Utilizing the power of Divine Mercy

By Kristine Schroeder

Lessons Learned

I first heard of Saint Maria Faustina Kowalska four years ago when I began my weekly hour of Adoration. I am unsure as to who first mentioned her name, but it seemed to pop up often in conversations. I also was made aware of her diary. Perusing it a few times, I initially thought it odd. I mean, who was this young Polish nun who wrote copiously about interior conversations she had with Jesus? I was skeptical, and the 600 pages were also a deterrent. I passed.

In January, my Walking with Purpose group chose to watch the 10-part series I mentioned in my last column, “The Second Greatest Story Ever Told.” The documentary was fascinating and informative, focusing on Saint Faustina’s diary and the three secrets of Fatima. Now I was intrigued. A friend loaned me her copy St. Faustina’s diary just before the quarantine. Since time faded as an excuse, I decided to read it. I was hooked.

Having read countless memoirs over the years, I find there is something fascinating about viewing events and ideas from another person’s perspective. St. Faustina’s diary, however, is in an entirely different category.

As a mystic, she was in close communion with Christ. He once told her, “I am sending you with My mercy to the people of the whole world. I do not want to punish mankind, but I desire to heal it.” He also told her to record His message of mercy, “You are the secretary of My mercy. I have chosen you for that office in this and the next life.”

In other words, if we desire to understand how to receive His graces, become a saint and ultimately join Him in heaven, St. Faustina's diary is a helpful guide. Her diary is not meant to diminish the power of Scripture but to be an additional resource to understanding the words of the Bible.

In this short column, it is impossible to do justice to her entire message. Therefore, I will share some of what I found to be profound up to this point (I am halfway through. My goal is to finish by the year’s end.) Reading all or part of it will allow each person to glean from her writings the messages Jesus wishes to impart individually.

St. Faustina saw visions of both purgatory and hell at different times in her life. Of the souls in purgatory, she wrote, “They were praying fervently but to no avail.” She heard an interior voice (Jesus) say, “My mercy does not want this, but justice demands it.” Later in her diary, she said, “Now I can see how much power intercessory prayer has before God.” It was clear that we here on earth and those in heaven must pray for the souls, known and unknown in purgatory.

After witnessing the tortures of hell, she said, “I am writing this at the command of God, so that no soul may find an excuse by saying there is no hell … But I noticed one thing: that most of the souls there are those who disbelieved that there is a hell.”

On another note, she wrote, “I understand that apart from God there is no contentment anywhere.” Speaking of the Divine Mercy image itself, Jesus told her, “I promise that the soul who will venerate this image will not perish.”
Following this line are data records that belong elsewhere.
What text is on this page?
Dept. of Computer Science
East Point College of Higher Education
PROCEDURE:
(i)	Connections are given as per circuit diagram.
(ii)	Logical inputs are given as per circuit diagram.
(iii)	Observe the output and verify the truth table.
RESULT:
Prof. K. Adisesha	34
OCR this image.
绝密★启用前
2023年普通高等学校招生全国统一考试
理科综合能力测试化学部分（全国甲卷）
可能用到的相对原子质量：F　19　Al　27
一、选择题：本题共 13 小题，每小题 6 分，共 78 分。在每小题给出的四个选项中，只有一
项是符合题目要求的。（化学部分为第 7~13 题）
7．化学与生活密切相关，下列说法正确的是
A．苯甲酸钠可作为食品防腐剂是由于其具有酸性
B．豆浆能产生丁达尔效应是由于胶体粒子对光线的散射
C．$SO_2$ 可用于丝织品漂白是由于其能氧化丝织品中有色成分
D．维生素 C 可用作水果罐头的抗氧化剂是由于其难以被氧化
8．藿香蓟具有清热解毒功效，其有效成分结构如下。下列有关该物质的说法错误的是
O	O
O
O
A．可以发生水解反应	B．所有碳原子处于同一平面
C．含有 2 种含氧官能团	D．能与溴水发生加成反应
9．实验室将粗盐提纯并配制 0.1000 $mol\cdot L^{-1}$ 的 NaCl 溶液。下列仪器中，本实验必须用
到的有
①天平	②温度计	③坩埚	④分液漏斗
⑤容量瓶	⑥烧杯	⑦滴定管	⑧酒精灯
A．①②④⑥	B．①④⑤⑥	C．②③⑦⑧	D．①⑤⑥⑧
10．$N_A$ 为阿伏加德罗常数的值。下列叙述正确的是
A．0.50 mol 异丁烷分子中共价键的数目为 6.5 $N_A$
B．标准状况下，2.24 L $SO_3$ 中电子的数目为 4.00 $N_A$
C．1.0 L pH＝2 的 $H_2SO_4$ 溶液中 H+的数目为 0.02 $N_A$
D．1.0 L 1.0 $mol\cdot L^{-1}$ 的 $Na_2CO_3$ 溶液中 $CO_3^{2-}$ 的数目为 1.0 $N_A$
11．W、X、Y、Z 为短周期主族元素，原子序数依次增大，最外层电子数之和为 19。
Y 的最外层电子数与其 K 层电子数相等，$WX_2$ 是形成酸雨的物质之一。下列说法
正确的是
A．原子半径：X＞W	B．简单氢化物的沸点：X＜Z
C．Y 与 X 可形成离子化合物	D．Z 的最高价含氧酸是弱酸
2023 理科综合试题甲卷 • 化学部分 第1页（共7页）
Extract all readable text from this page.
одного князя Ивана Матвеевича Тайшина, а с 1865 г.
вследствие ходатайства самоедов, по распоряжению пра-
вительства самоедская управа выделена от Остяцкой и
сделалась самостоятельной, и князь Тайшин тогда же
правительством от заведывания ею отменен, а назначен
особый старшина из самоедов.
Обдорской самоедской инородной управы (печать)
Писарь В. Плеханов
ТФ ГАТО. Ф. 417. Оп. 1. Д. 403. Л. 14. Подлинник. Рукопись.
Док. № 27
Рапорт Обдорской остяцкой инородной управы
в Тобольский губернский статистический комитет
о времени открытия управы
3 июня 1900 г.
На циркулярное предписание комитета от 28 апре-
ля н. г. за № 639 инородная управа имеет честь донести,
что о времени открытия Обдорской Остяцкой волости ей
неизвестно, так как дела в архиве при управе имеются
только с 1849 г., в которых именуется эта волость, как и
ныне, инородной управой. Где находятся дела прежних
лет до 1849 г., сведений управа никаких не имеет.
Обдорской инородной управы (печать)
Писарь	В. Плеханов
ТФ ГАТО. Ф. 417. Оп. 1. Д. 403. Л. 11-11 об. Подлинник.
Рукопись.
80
About prayer, she said, “There is no soul which is not bound to pray, for every single grace comes to the soul through prayer.” Speaking of love, she said, “True love of God consists in carrying out God’s will,” and “Pure love is capable of great deeds.” Those two statements are reminiscent of the lives of the saints who strove to do what God intended of them.

Through St. Faustina's diary, we were blessed with the Divine Mercy Chaplet, which Jesus dictated to her word for word. Jesus guarantees that devotion to this powerful prayer can change the direction of our world. Jesus, I trust in You.